Information
- First date: February 26, 2011
- Last date: December 10, 2011

Events
- Total events: 4

Fights
- Total fights: 49
- Title fights: 4

Chronology
| 2010 in BAMMA | 2011 in BAMMA | 2012 in BAMMA |

= 2011 in BAMMA =

UK mixed martial arts events

The year 2011 is the third year in the history of BAMMA, a mixed martial arts promotion based in the United Kingdom. In 2011 BAMMA held 4 events beginning with, BAMMA 5: Daley vs. Shirai.

==Events list==

| # | Event title | Date | Arena | Location | Broadcast |
|---|---|---|---|---|---|
| 8 | BAMMA 8: Manuwa vs. Rea | December 10, 2011 | Capital FM Arena | Nottingham, England, United Kingdom | Syfy |
| 7 | BAMMA 7: Trigg vs. Wallhead | September 10, 2011 | National Indoor Arena | Birmingham, England, United Kingdom | Syfy |
| 6 | BAMMA 6: Watson vs. Rua | May 21, 2011 | Wembley Arena | London, England, United Kingdom | Syfy |
| 5 | BAMMA 5: Daley vs. Shirai | February 26, 2011 | MEN Arena | Manchester, England, United Kingdom | Syfy |

==BAMMA 5: Daley vs. Shirai==

BAMMA 5: Daley vs. Shirai was an event held on February 26, 2011 at MEN Arena in Manchester, England, United Kingdom.

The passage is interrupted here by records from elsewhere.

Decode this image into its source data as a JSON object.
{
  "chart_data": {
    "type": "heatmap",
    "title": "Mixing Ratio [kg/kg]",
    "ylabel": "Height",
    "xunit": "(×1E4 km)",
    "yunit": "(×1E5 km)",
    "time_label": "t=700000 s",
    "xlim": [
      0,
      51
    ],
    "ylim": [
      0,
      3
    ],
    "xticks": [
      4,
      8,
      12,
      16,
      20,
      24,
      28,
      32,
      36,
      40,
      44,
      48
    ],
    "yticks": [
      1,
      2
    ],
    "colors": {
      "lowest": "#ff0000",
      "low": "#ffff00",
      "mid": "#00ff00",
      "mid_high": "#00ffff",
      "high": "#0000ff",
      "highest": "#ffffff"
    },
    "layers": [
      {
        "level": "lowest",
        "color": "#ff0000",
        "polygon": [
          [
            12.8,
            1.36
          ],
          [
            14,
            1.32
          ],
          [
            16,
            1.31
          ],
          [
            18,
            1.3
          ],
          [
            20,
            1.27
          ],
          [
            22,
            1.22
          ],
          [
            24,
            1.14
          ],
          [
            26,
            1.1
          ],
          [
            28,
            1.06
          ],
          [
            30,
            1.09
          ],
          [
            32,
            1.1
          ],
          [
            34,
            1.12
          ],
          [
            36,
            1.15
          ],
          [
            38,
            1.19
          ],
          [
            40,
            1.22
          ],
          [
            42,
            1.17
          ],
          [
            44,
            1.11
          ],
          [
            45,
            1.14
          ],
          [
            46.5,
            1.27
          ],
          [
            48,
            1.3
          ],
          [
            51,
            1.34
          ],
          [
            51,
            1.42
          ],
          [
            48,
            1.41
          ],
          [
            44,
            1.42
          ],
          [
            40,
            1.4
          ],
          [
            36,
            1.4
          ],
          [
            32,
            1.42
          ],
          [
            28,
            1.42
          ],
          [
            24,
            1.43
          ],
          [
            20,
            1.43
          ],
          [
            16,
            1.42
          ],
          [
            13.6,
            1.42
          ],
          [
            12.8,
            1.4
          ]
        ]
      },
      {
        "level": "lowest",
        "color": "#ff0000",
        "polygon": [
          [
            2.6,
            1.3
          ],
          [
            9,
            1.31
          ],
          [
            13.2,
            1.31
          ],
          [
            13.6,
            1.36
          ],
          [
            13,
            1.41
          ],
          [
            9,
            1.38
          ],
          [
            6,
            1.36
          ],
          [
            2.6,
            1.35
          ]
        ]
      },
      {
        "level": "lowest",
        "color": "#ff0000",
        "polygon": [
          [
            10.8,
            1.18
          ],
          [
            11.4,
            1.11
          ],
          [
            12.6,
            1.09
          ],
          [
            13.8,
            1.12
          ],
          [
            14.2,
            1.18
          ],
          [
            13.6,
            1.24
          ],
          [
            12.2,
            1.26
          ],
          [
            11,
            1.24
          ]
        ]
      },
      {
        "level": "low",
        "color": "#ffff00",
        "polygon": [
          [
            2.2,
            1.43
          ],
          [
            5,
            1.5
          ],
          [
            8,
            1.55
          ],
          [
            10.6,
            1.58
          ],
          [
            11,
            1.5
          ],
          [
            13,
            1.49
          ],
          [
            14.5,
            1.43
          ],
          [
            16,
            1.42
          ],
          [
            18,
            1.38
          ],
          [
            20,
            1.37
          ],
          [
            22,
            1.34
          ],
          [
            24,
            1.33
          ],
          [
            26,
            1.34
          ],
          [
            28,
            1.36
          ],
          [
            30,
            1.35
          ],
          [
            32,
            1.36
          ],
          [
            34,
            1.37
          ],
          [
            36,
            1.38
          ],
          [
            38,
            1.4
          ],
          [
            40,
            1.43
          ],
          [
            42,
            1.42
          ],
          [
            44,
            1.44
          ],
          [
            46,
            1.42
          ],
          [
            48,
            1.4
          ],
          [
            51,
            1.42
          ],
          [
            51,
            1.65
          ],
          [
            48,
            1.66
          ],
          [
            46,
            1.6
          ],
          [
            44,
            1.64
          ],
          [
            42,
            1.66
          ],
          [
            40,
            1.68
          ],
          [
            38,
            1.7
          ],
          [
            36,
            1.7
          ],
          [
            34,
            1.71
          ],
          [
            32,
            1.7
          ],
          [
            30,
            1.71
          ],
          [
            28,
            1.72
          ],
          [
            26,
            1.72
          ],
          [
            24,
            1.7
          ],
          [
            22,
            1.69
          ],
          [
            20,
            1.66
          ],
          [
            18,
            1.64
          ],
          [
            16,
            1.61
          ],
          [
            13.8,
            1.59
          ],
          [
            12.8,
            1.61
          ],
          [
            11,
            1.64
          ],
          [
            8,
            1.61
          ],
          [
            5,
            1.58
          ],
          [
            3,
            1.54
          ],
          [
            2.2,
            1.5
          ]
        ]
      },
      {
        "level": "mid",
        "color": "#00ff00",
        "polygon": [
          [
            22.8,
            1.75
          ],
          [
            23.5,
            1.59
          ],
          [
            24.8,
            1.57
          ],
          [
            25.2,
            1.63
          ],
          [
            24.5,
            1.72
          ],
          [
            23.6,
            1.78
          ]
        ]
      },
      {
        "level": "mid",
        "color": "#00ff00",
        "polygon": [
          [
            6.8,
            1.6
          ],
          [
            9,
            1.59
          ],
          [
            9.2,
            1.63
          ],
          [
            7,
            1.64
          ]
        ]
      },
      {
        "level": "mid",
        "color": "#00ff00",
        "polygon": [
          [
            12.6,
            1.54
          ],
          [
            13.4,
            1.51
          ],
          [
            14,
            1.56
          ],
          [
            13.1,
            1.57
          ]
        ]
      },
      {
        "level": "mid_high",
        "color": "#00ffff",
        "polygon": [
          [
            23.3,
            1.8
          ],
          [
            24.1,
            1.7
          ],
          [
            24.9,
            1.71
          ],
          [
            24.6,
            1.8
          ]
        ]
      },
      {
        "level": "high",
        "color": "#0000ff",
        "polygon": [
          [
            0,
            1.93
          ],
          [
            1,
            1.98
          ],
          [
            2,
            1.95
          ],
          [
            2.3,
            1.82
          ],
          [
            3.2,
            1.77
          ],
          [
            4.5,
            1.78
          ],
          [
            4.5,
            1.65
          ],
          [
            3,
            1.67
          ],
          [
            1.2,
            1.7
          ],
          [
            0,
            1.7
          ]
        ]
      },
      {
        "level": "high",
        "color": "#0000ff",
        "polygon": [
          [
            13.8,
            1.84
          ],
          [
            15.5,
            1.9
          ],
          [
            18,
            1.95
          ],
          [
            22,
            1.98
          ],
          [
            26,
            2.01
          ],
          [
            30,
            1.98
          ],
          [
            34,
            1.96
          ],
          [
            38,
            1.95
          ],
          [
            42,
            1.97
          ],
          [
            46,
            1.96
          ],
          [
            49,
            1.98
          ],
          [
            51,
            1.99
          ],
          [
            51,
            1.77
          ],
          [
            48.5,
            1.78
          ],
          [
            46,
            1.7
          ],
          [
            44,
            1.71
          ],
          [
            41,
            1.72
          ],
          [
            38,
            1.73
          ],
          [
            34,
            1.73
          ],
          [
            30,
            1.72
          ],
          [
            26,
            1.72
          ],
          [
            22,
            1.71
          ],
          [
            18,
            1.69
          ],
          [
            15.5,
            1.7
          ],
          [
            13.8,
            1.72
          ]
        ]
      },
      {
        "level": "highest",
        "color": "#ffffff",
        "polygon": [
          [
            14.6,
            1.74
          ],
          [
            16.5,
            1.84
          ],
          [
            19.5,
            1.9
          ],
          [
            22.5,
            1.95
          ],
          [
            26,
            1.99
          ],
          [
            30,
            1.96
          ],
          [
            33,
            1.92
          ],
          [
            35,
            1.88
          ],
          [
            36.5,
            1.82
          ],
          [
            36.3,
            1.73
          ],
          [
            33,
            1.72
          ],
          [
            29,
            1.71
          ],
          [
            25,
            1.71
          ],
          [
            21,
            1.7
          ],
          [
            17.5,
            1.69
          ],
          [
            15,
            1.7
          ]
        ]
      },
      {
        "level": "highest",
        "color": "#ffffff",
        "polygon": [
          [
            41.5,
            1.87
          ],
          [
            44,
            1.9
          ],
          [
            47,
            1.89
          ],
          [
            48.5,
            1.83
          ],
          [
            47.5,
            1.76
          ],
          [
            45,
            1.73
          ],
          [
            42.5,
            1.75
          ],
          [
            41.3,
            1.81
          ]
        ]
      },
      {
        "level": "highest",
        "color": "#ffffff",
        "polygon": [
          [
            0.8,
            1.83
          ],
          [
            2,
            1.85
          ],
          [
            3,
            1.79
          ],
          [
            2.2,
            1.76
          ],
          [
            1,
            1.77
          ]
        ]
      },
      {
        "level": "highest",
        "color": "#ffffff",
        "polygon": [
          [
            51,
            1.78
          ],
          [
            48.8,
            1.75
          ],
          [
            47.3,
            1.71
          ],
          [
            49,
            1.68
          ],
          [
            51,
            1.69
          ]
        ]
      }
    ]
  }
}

==BAMMA 6: Watson vs. Rua==

BAMMA 6: Watson vs. Rua was an event held on May 21, 2011 at Wembley Arena in London, England, United Kingdom.

==BAMMA 7: Trigg vs. Wallhead==

BAMMA 7: Trigg vs. Wallhead was an event held on September 10, 2011 at National Indoor Arena in Birmingham, England, United Kingdom.

==BAMMA 8: Manuwa vs. Rea==

BAMMA 8: Manuwa vs. Rea was an event held on December 10, 2011 at Capital FM Arena in Nottingham, England, United Kingdom.